Unless there’s an immediate threat to the U.S., it’s time for the thousands of exhausted servicemen and women to come home. Only small contingents of mostly special operations forces should be left behind.
Afghanistan was once the “just war.” We initiated combat Oct. 7, 2001, to take down al-Qaida training camps and to disrupt the al-Qaida leadership that attacked the U.S. on Sept. 11, 2001.
We succeeded — for the most part. Osama bin Laden and other al-Qaida leaders escaped to Pakistan, but U.S. forces neutralized Afghanistan as a training base. The American people responded to the effort with widespread support.
Now, everything looks different.
The ally we created, the Hamid Karzai government in Kabul, is unpopular — at best, inept, and at worst, corrupt. The country’s opium trade is thriving, and the Taliban, the fundamentalist Islamic militia, increasingly control rural areas.
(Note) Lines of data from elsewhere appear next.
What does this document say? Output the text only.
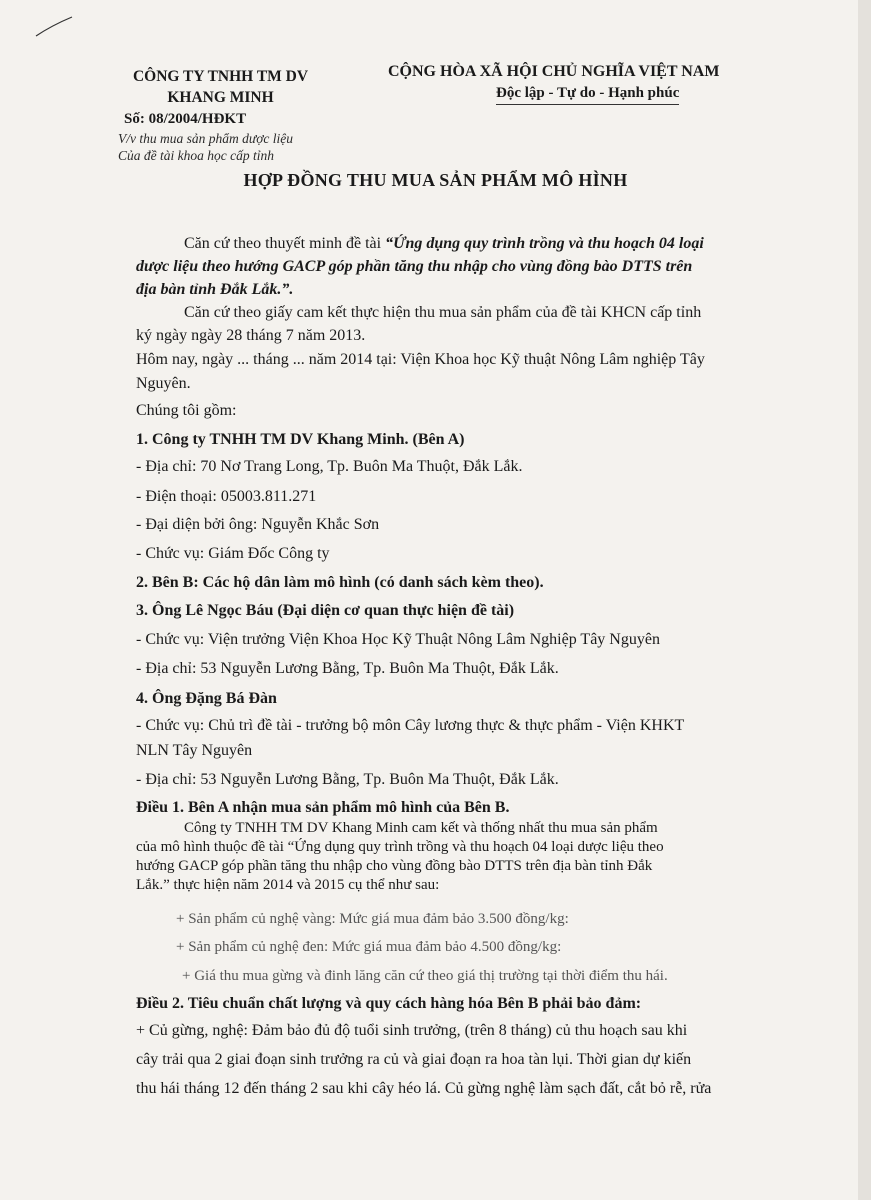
CÔNG TY TNHH TM DV
KHANG MINH
Số: 08/2004/HĐKT
V/v thu mua sản phẩm dược liệu
Của đề tài khoa học cấp tỉnh
CỘNG HÒA XÃ HỘI CHỦ NGHĨA VIỆT NAM
Độc lập - Tự do - Hạnh phúc
HỢP ĐỒNG THU MUA SẢN PHẨM MÔ HÌNH
Căn cứ theo thuyết minh đề tài “Ứng dụng quy trình trồng và thu hoạch 04 loại
dược liệu theo hướng GACP góp phần tăng thu nhập cho vùng đồng bào DTTS trên
địa bàn tỉnh Đắk Lắk.”.
Căn cứ theo giấy cam kết thực hiện thu mua sản phẩm của đề tài KHCN cấp tỉnh
ký ngày ngày 28 tháng 7 năm 2013.
Hôm nay, ngày ... tháng ... năm 2014 tại: Viện Khoa học Kỹ thuật Nông Lâm nghiệp Tây
Nguyên.
Chúng tôi gồm:
1. Công ty TNHH TM DV Khang Minh. (Bên A)
- Địa chỉ: 70 Nơ Trang Long, Tp. Buôn Ma Thuột, Đắk Lắk.
- Điện thoại: 05003.811.271
- Đại diện bởi ông: Nguyễn Khắc Sơn
- Chức vụ: Giám Đốc Công ty
2. Bên B: Các hộ dân làm mô hình (có danh sách kèm theo).
3. Ông Lê Ngọc Báu (Đại diện cơ quan thực hiện đề tài)
- Chức vụ: Viện trưởng Viện Khoa Học Kỹ Thuật Nông Lâm Nghiệp Tây Nguyên
- Địa chỉ: 53 Nguyễn Lương Bằng, Tp. Buôn Ma Thuột, Đắk Lắk.
4. Ông Đặng Bá Đàn
- Chức vụ: Chủ trì đề tài - trưởng bộ môn Cây lương thực & thực phẩm - Viện KHKT
NLN Tây Nguyên
- Địa chỉ: 53 Nguyễn Lương Bằng, Tp. Buôn Ma Thuột, Đắk Lắk.
Điều 1. Bên A nhận mua sản phẩm mô hình của Bên B.
Công ty TNHH TM DV Khang Minh cam kết và thống nhất thu mua sản phẩm
của mô hình thuộc đề tài “Ứng dụng quy trình trồng và thu hoạch 04 loại dược liệu theo
hướng GACP góp phần tăng thu nhập cho vùng đồng bào DTTS trên địa bàn tỉnh Đắk
Lắk.” thực hiện năm 2014 và 2015 cụ thể như sau:
+ Sản phẩm củ nghệ vàng: Mức giá mua đảm bảo 3.500 đồng/kg:
+ Sản phẩm củ nghệ đen: Mức giá mua đảm bảo 4.500 đồng/kg:
+ Giá thu mua gừng và đinh lăng căn cứ theo giá thị trường tại thời điểm thu hái.
Điều 2. Tiêu chuẩn chất lượng và quy cách hàng hóa Bên B phải bảo đảm:
+ Củ gừng, nghệ: Đảm bảo đủ độ tuổi sinh trưởng, (trên 8 tháng) củ thu hoạch sau khi
cây trải qua 2 giai đoạn sinh trưởng ra củ và giai đoạn ra hoa tàn lụi. Thời gian dự kiến
thu hái tháng 12 đến tháng 2 sau khi cây héo lá. Củ gừng nghệ làm sạch đất, cắt bỏ rễ, rửa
Retired Army Lt. Col. Ralph Peters suggested the right U.S. course in Afghanistan in a column published Feb. 24 in USA Today.
Peters wrote: “Instead of increasing the U.S. military ‘footprint,’ [we should] reduce our forces and those of NATO by two-thirds, maintaining a ‘mother ship’ at Bagram Air Base and a few satellite bases from which special operations troops, aircraft and drones, and lean conventional forces would strike terrorists and support Afghan factions with whom we share common enemies. All resupply for our military could be done by air, if necessary.”
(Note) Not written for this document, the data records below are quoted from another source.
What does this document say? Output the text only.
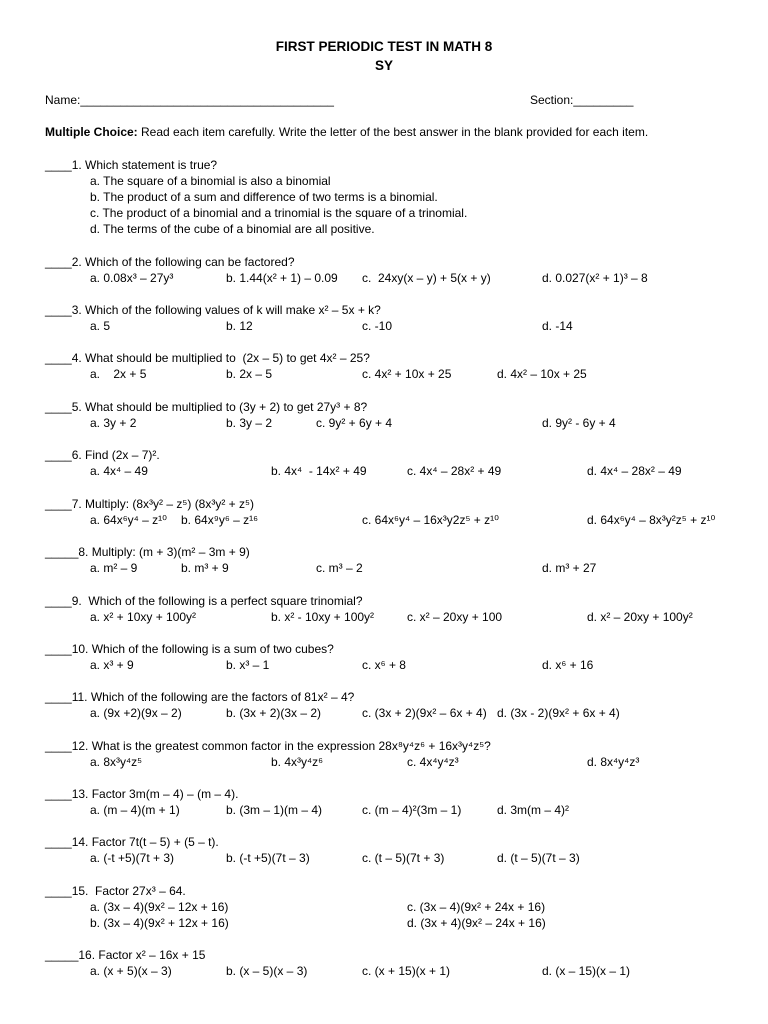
FIRST PERIODIC TEST IN MATH 8
SY
Name:______________________________________	Section:_________
Multiple Choice: Read each item carefully. Write the letter of the best answer in the blank provided for each item.
____1. Which statement is true?
a. The square of a binomial is also a binomial
b. The product of a sum and difference of two terms is a binomial.
c. The product of a binomial and a trinomial is the square of a trinomial.
d. The terms of the cube of a binomial are all positive.
____2. Which of the following can be factored?
a. 0.08x³ – 27y³	b. 1.44(x² + 1) – 0.09 c.  24xy(x – y) + 5(x + y)	d. 0.027(x² + 1)³ – 8
____3. Which of the following values of k will make x² – 5x + k?
a. 5	b. 12	c. -10	d. -14
____4. What should be multiplied to  (2x – 5) to get 4x² – 25?
a.    2x + 5	b. 2x – 5	c. 4x² + 10x + 25	d. 4x² – 10x + 25
____5. What should be multiplied to (3y + 2) to get 27y³ + 8?
a. 3y + 2	b. 3y – 2	c. 9y² + 6y + 4	d. 9y² - 6y + 4
____6. Find (2x – 7)².
a. 4x⁴ – 49	b. 4x⁴  - 14x² + 49	c. 4x⁴ – 28x² + 49	d. 4x⁴ – 28x² – 49
____7. Multiply: (8x³y² – z⁵) (8x³y² + z⁵)
a. 64x⁶y⁴ – z¹⁰ b. 64x⁹y⁶ – z¹⁶	c. 64x⁶y⁴ – 16x³y2z⁵ + z¹⁰	d. 64x⁶y⁴ – 8x³y²z⁵ + z¹⁰
_____8. Multiply: (m + 3)(m² – 3m + 9)
a. m² – 9	b. m³ + 9	c. m³ – 2	d. m³ + 27
____9.  Which of the following is a perfect square trinomial?
a. x² + 10xy + 100y²	b. x² - 10xy + 100y²	c. x² – 20xy + 100	d. x² – 20xy + 100y²
____10. Which of the following is a sum of two cubes?
a. x³ + 9	b. x³ – 1	c. x⁶ + 8	d. x⁶ + 16
____11. Which of the following are the factors of 81x² – 4?
a. (9x +2)(9x – 2)	b. (3x + 2)(3x – 2)	c. (3x + 2)(9x² – 6x + 4) d. (3x - 2)(9x² + 6x + 4)
____12. What is the greatest common factor in the expression 28x⁸y⁴z⁶ + 16x³y⁴z⁵?
a. 8x³y⁴z⁵	b. 4x³y⁴z⁶	c. 4x⁴y⁴z³	d. 8x⁴y⁴z³
____13. Factor 3m(m – 4) – (m – 4).
a. (m – 4)(m + 1)	b. (3m – 1)(m – 4)	c. (m – 4)²(3m – 1)	d. 3m(m – 4)²
____14. Factor 7t(t – 5) + (5 – t).
a. (-t +5)(7t + 3)	b. (-t +5)(7t – 3)	c. (t – 5)(7t + 3)	d. (t – 5)(7t – 3)
____15.  Factor 27x³ – 64.
a. (3x – 4)(9x² – 12x + 16)
b. (3x – 4)(9x² + 12x + 16)
c. (3x – 4)(9x² + 24x + 16)
d. (3x + 4)(9x² – 24x + 16)
_____16. Factor x² – 16x + 15
a. (x + 5)(x – 3)	b. (x – 5)(x – 3)	c. (x + 15)(x + 1)	d. (x – 15)(x – 1)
Peters urged the U.S. to “stop pretending Afghanistan [is] a real state. Freeze development efforts. Ignore the opium.”
No one in Afghanistan ever possessed the means to destroy the U.S. At least half a dozen nation-states can destroy us. We’re not ready to fight them.
Drawing down in Afghanistan isn’t a perfect solution. But face it: We’ve done all we can there.
We need to rest, reset, reboot and rebuild our armed forces. We don’t want a real threat to catch us overstretched, tired and unprepared.